Despite downsides forbearance is still right for some cases: as a resident nearing two years and planning to refinance and repay quickly as an attending physician PSLF is not relevant and benefits from forbearance in terms of saving interest are manageable. Facing short term financial difficulties from things such as a large emergency or crisis beyond regular resident stress allows a clean pause without red tape. If servicing is slow or midway through different programs and need a quick fix before switching to enrollment then forbearance can act faster for some programs compared to IDR enrollment. Also forbearance is good if you took only subsidized loans and graduate debt is small enough so as to save interest savings from those subsidized loans is important.

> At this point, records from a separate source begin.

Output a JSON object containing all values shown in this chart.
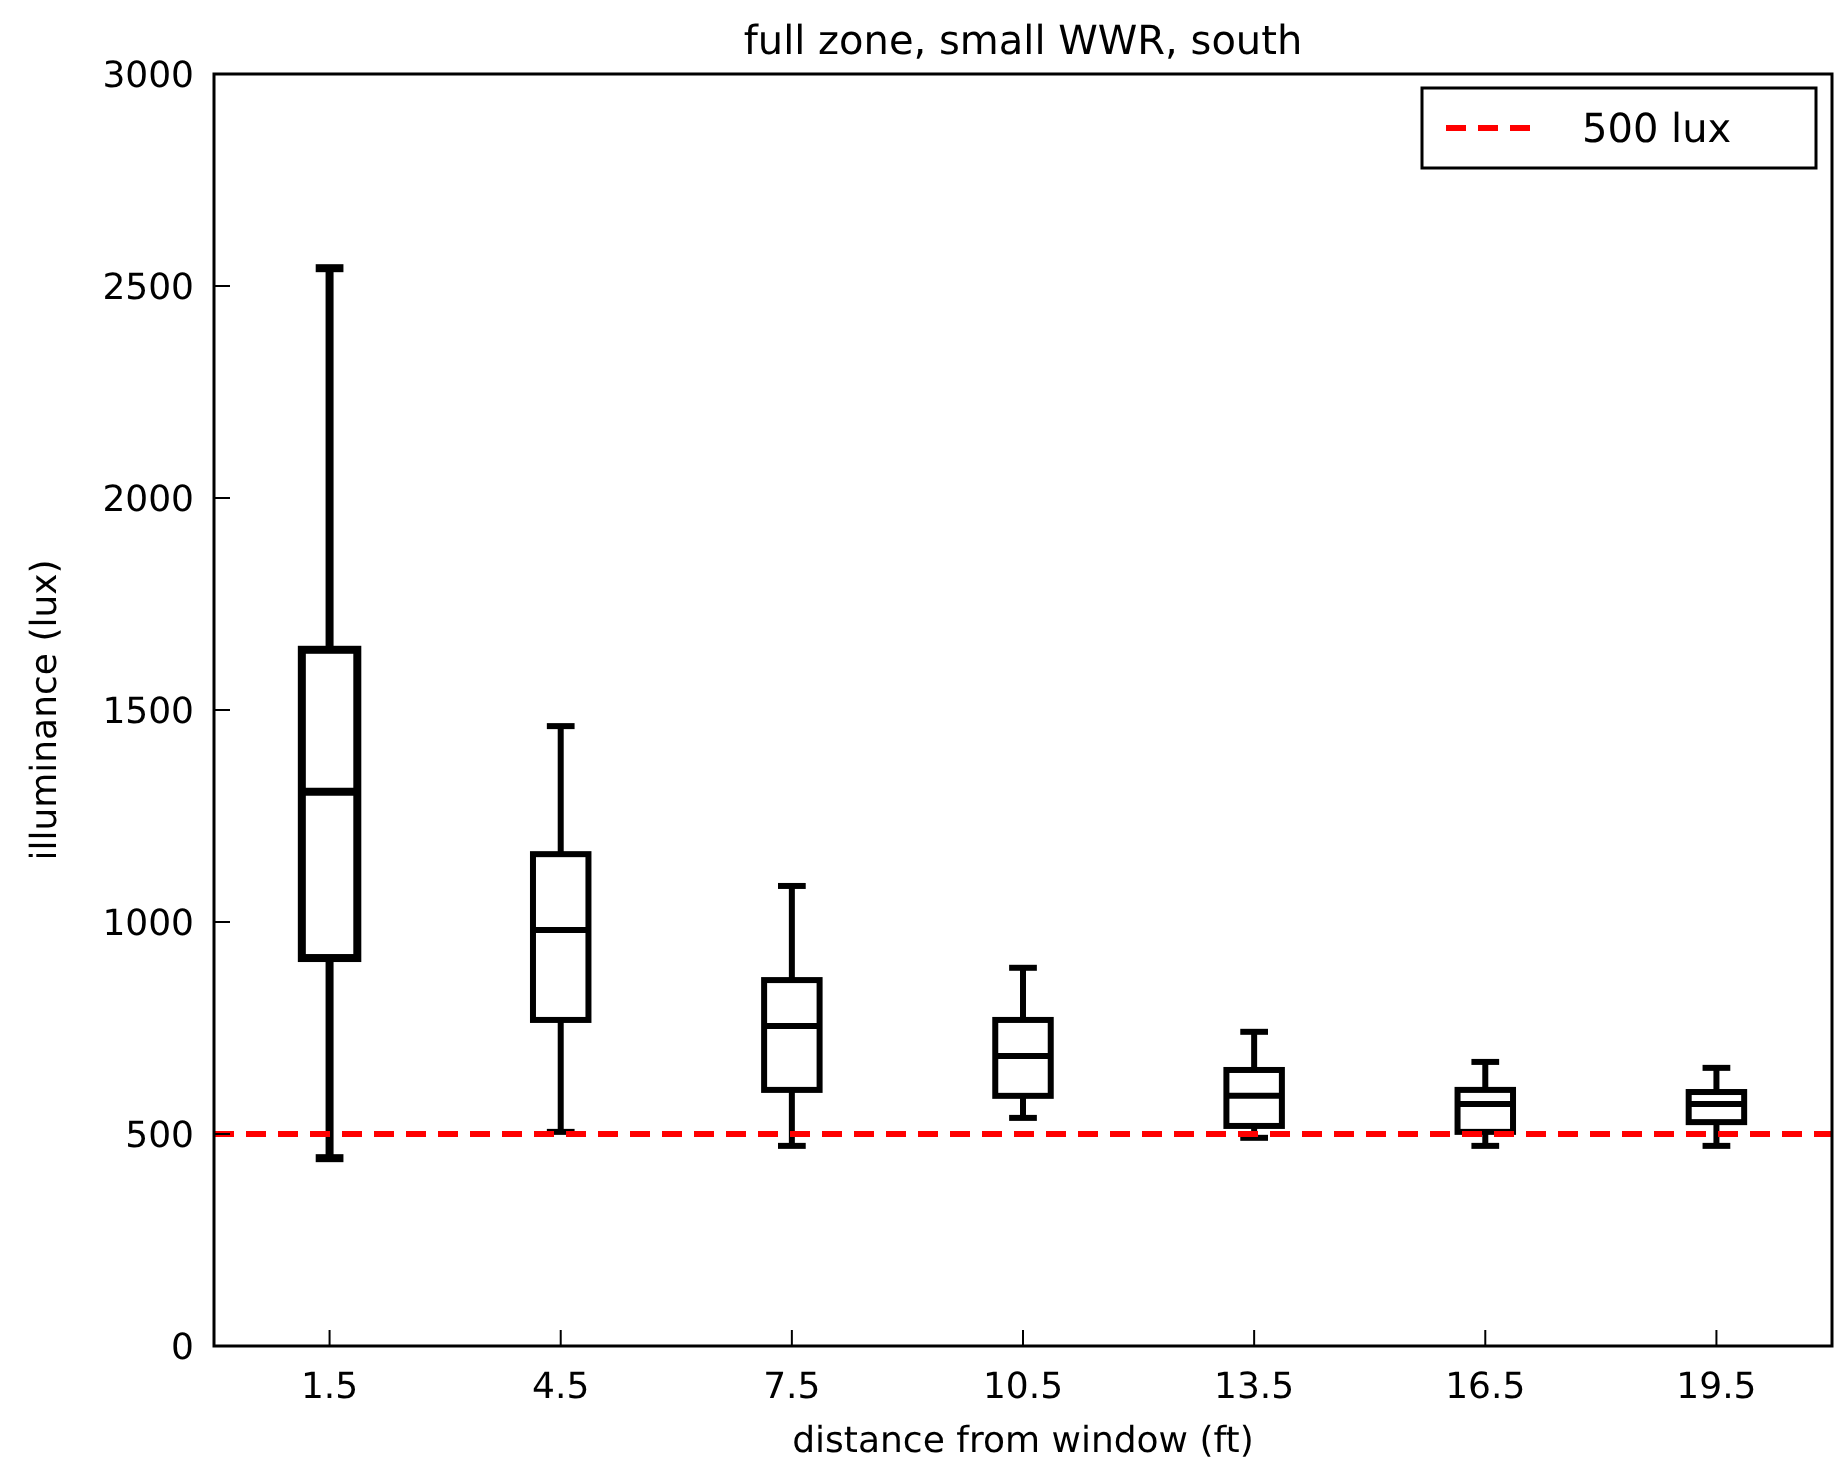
{
  "chart_data": {
    "type": "box",
    "title": "full zone, small WWR, south",
    "xlabel": "distance from window (ft)",
    "ylabel": "illuminance (lux)",
    "categories": [
      "1.5",
      "4.5",
      "7.5",
      "10.5",
      "13.5",
      "16.5",
      "19.5"
    ],
    "boxes": [
      {
        "low": 443,
        "q1": 915,
        "median": 1307,
        "q3": 1642,
        "high": 2542
      },
      {
        "low": 505,
        "q1": 769,
        "median": 981,
        "q3": 1160,
        "high": 1462
      },
      {
        "low": 472,
        "q1": 604,
        "median": 755,
        "q3": 863,
        "high": 1085
      },
      {
        "low": 538,
        "q1": 590,
        "median": 684,
        "q3": 769,
        "high": 892
      },
      {
        "low": 491,
        "q1": 519,
        "median": 590,
        "q3": 651,
        "high": 741
      },
      {
        "low": 472,
        "q1": 505,
        "median": 571,
        "q3": 604,
        "high": 670
      },
      {
        "low": 472,
        "q1": 528,
        "median": 571,
        "q3": 599,
        "high": 656
      }
    ],
    "color": "#000000",
    "ylim": [
      0,
      3000
    ],
    "yticks": [
      0,
      500,
      1000,
      1500,
      2000,
      2500,
      3000
    ],
    "ref_lines": [
      {
        "axis": "y",
        "value": 500,
        "label": "500 lux",
        "color": "#ff0000",
        "line_style": "dashed"
      }
    ],
    "legend": "top right",
    "grid": false
  }
}
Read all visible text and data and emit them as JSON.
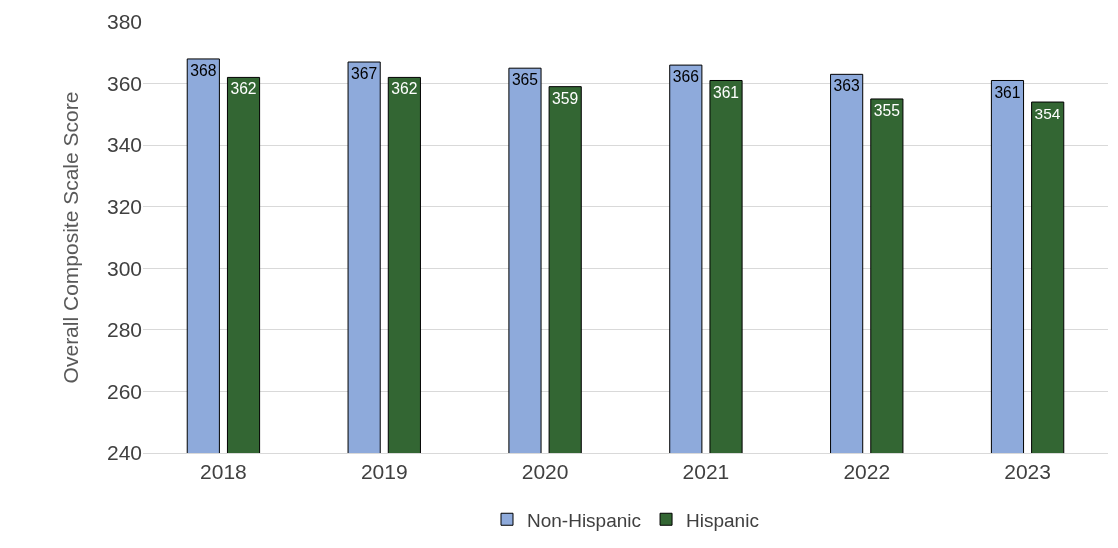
{
  "chart_data": {
    "type": "bar",
    "ylabel": "Overall Composite Scale Score",
    "categories": [
      "2018",
      "2019",
      "2020",
      "2021",
      "2022",
      "2023"
    ],
    "series": [
      {
        "name": "Non-Hispanic",
        "color": "#8eaadb",
        "values": [
          368,
          367,
          365,
          366,
          363,
          361
        ]
      },
      {
        "name": "Hispanic",
        "color": "#336633",
        "values": [
          362,
          362,
          359,
          361,
          355,
          354
        ]
      }
    ],
    "ylim": [
      240,
      380
    ],
    "yticks": [
      240,
      260,
      280,
      300,
      320,
      340,
      360,
      380
    ],
    "grid": "y",
    "legend": "bottom",
    "data_labels": true
  }
}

What to Do If You're Already in Forbearance

If you signed up for forbearance automatically when starting residency without thinking this is common for residents, you are not locked in. You can switch to IDR any time. Your servicer will help you through paperwork or you can use application at studentaid.gov. Particularly important if using PSLF that you do this promptly because each month you are in residency you do not make qualifying payments.

The Bottom Line

Forbearance is not inherently bad but it is usually better for residents to choose Income Driven Repayment (IDR) for almost all loans over $200, 000 in unsubsidized debt and for Public Service Loan Forgiveness (PSLF). IDR repayments are affordable and interest subsidy under SAVE usually keeps the balance from growing. IDR qualifying payments also count toward forgiveness and this benefit is worth many thousands of dollars in later years. Before putting student loans on forbearance for residency consider your numbers; the difference in total loan cost between three years of forbearance and three years of ID repayment tracking PSLF usually exceeds $100, 000. Ready to see for yourself how much ID versus forbearance actually costs for your specific loan balance and specialty? Use MedDebt calculator which side by side models both scenarios based on residency salary and loan balance so you see the real cost before making a choice. Data sources are requirements for forbearance and deferment from Federal Student Aid (studentaid.gov) and current federal interest rates from Department of Education and provisions of SAVE subsidy under SAVE Final Rule.